A título de conclusão lembramos as
palavras de Mauro Cappelletti : "Constitucionalismo moderno, Carta de
Direitos Nacional e transnacional, e proteção judicial - interna e
internacional - de tais direitos fundamentais contra abusos de autoridades
públicas, podem bem ser apenas outro aspecto da Utopia de nossa época. Se ele
nos encaminhará, como sempre esperamos, para um mundo melhor, um mundo no qual
indivíduos, grupos e pessoas possam viver em paz e em compreensão mútua, sem
guerra e exploração, só o futuro poderá dizê-lo." (18)
Recife, fevereiro de 1999
* O autor é Juiz do Trabalho
Substituto - TRT/PE. Professor substituto de Direito Processual Civil na
Faculdade de Direito do Recife (UFPE).Ex-Juiz de Direito em São Paulo.
Notas
1) Claus Wilhelm Canaris,
"Pensamento Sistemático e Conceito de Sistema na Ciência do Direito",
pág. 66 e segs., trad. A. Menezes Cordeiro, Fundação Calouste Gulbenkian, 1996.
2) Luís Roberto Barroso,
"Interpretação e Aplicação da Constituição", pág. 182, Ed. Saraiva,
1996.
3) Idem, pág. 185.
4) José Afonso da Silva,
"Aplicabilidade das Normas Constitucionais", pág. 213, Ed. RT, 3ª
ed., 1998.
5) Luís Roberto Barroso, op.
cit., pág. 187.
6) Michel Temer, "Elementos de
Direito Constitucional", pág. 22, Ed. Malheiros, 14ª ed., 1998.
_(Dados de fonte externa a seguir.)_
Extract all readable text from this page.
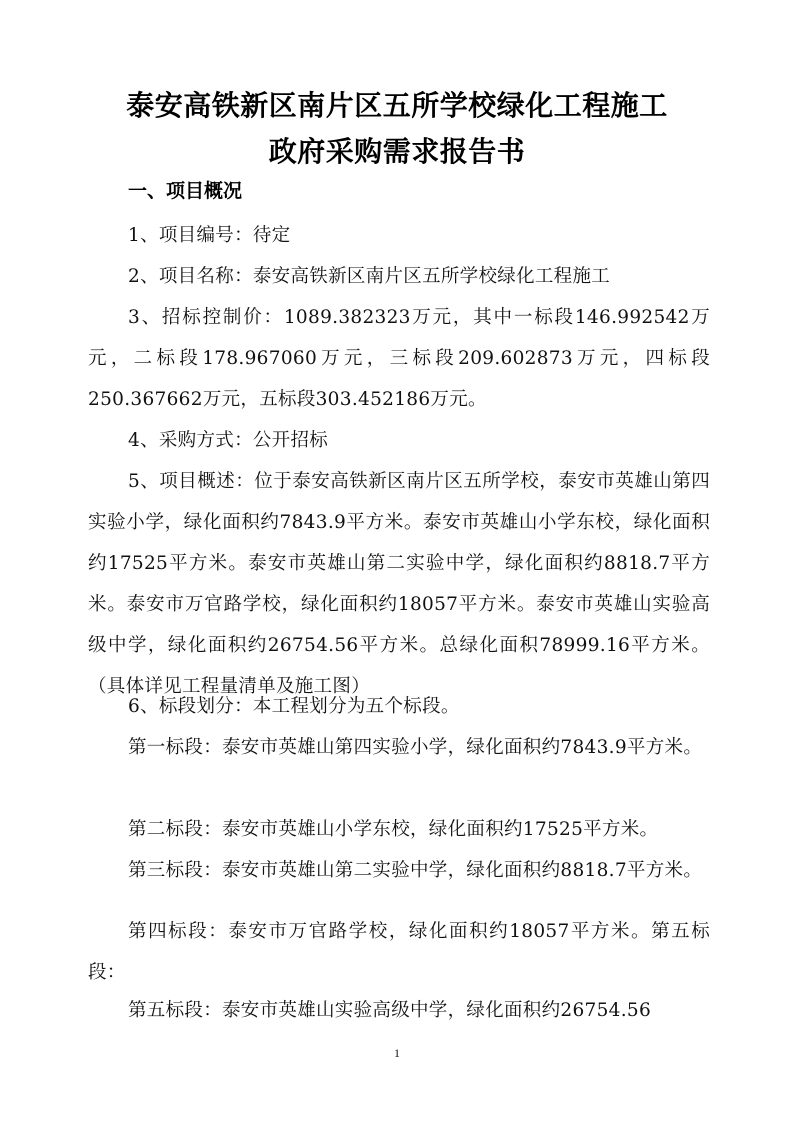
泰安高铁新区南片区五所学校绿化工程施工
政府采购需求报告书
一、项目概况

1、项目编号：待定

2、项目名称：泰安高铁新区南片区五所学校绿化工程施工

3、招标控制价：1089.382323万元，其中一标段146.992542万元，二标段178.967060万元，三标段209.602873万元，四标段250.367662万元，五标段303.452186万元。

4、采购方式：公开招标

5、项目概述：位于泰安高铁新区南片区五所学校，泰安市英雄山第四实验小学，绿化面积约7843.9平方米。泰安市英雄山小学东校，绿化面积约17525平方米。泰安市英雄山第二实验中学，绿化面积约8818.7平方米。泰安市万官路学校，绿化面积约18057平方米。泰安市英雄山实验高级中学，绿化面积约26754.56平方米。总绿化面积78999.16平方米。（具体详见工程量清单及施工图）

6、标段划分：本工程划分为五个标段。

第一标段：泰安市英雄山第四实验小学，绿化面积约7843.9平方米。

第二标段：泰安市英雄山小学东校，绿化面积约17525平方米。

第三标段：泰安市英雄山第二实验中学，绿化面积约8818.7平方米。

第四标段：泰安市万官路学校，绿化面积约18057平方米。第五标段：

第五标段：泰安市英雄山实验高级中学，绿化面积约26754.56

1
7) Luís Roberto Barroso, op.
loc. cit..
8) José Afonso da Silva, op.
cit., pág. 216.
9) ADI - 939/DF, Tribunal Pleno,
Rel. Min. Sydney Sanches, j. 15.12.93, DOU 18.03.94, pág. 5165.
10) José Afonso da Silva,
"Curso de Direito Constitucional Positivo", pág. 59, Ed. RT, 7ª ed.,
1991.
11) Nelson Nery Junior,
"Princípios do Processo Civil na Constituição Federal", pág. 64, Ed.
RT, 2ª ed., 1995.
12) José Frederico Marques,
"Instituições de Direito Processual Civil", vol. I, pág.
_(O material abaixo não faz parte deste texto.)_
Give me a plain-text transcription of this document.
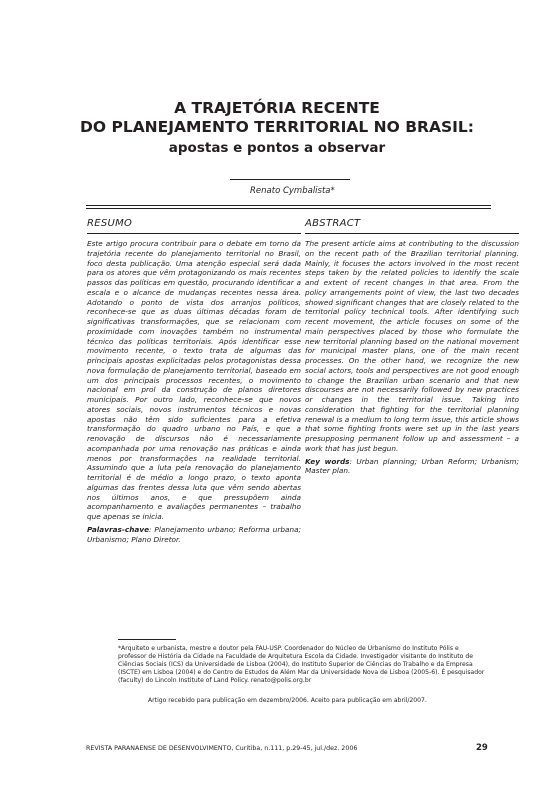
A TRAJETÓRIA RECENTE
DO PLANEJAMENTO TERRITORIAL NO BRASIL:
apostas e pontos a observar
Renato Cymbalista*
RESUMO

Este artigo procura contribuir para o debate em torno da trajetória recente do planejamento territorial no Brasil, foco desta publicação. Uma atenção especial será dada para os atores que vêm protagonizando os mais recentes passos das políticas em questão, procurando identificar a escala e o alcance de mudanças recentes nessa área. Adotando o ponto de vista dos arranjos políticos, reconhece-se que as duas últimas décadas foram de significativas transformações, que se relacionam com proximidade com inovações também no instrumental técnico das políticas territoriais. Após identificar esse movimento recente, o texto trata de algumas das principais apostas explicitadas pelos protagonistas dessa nova formulação de planejamento territorial, baseado em um dos principais processos recentes, o movimento nacional em prol da construção de planos diretores municipais. Por outro lado, reconhece-se que novos atores sociais, novos instrumentos técnicos e novas apostas não têm sido suficientes para a efetiva transformação do quadro urbano no País, e que a renovação de discursos não é necessariamente acompanhada por uma renovação nas práticas e ainda menos por transformações na realidade territorial. Assumindo que a luta pela renovação do planejamento territorial é de médio a longo prazo, o texto aponta algumas das frentes dessa luta que vêm sendo abertas nos últimos anos, e que pressupõem ainda acompanhamento e avaliações permanentes – trabalho que apenas se inicia.

Palavras-chave: Planejamento urbano; Reforma urbana; Urbanismo; Plano Diretor.

ABSTRACT

The present article aims at contributing to the discussion on the recent path of the Brazilian territorial planning. Mainly, it focuses the actors involved in the most recent steps taken by the related policies to identify the scale and extent of recent changes in that area. From the policy arrangements point of view, the last two decades showed significant changes that are closely related to the territorial policy technical tools. After identifying such recent movement, the article focuses on some of the main perspectives placed by those who formulate the new territorial planning based on the national movement for municipal master plans, one of the main recent processes. On the other hand, we recognize the new social actors, tools and perspectives are not good enough to change the Brazilian urban scenario and that new discourses are not necessarily followed by new practices or changes in the territorial issue. Taking into consideration that fighting for the territorial planning renewal is a medium to long term issue, this article shows that some fighting fronts were set up in the last years presupposing permanent follow up and assessment – a work that has just begun.

Key words: Urban planning; Urban Reform; Urbanism; Master plan.

*Arquiteto e urbanista, mestre e doutor pela FAU-USP. Coordenador do Núcleo de Urbanismo do Instituto Pólis e professor de História da Cidade na Faculdade de Arquitetura Escola da Cidade. Investigador visitante do Instituto de Ciências Sociais (ICS) da Universidade de Lisboa (2004), do Instituto Superior de Ciências do Trabalho e da Empresa (ISCTE) em Lisboa (2004) e do Centro de Estudos de Além Mar da Universidade Nova de Lisboa (2005-6). É pesquisador (faculty) do Lincoln Institute of Land Policy. renato@polis.org.br
Artigo recebido para publicação em dezembro/2006. Aceito para publicação em abril/2007.
REVISTA PARANAENSE DE DESENVOLVIMENTO, Curitiba, n.111, p.29-45, jul./dez. 2006	29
181, Ed. Forense, 1ª ed., 1958.
13) Art. 95, da CF : vitaliciedade,
inamovibilidade e irredutibilidade de vencimentos, vedação ao exercício de
atividade político-partidária e de receber custas ou participação em processo etc..
14) Fernando da Costa Tourinho
Filho, "Processo Penal", vol.1º, pág. 422, Ed. Saraiva, 10ª ed.,
1987.
15) Arruda Alvim, "Tratado de
Direito Processual Civil", vol. 1, pág. 281, Ed. RT, 2ª ed., 1990.
16) Cândido Rangel Dinamarco,
"Execução Civil", pág. 190, Ed. Malheiros, 5ª ed., 1997.
17) Idem, pág. 345.
18) "O Controle Judicial de
Constitucionalidade das Leis no Direito Comparado", pág. 21, trad. Aroldo
Plínio Gonçalves, Safe Editor, 1984.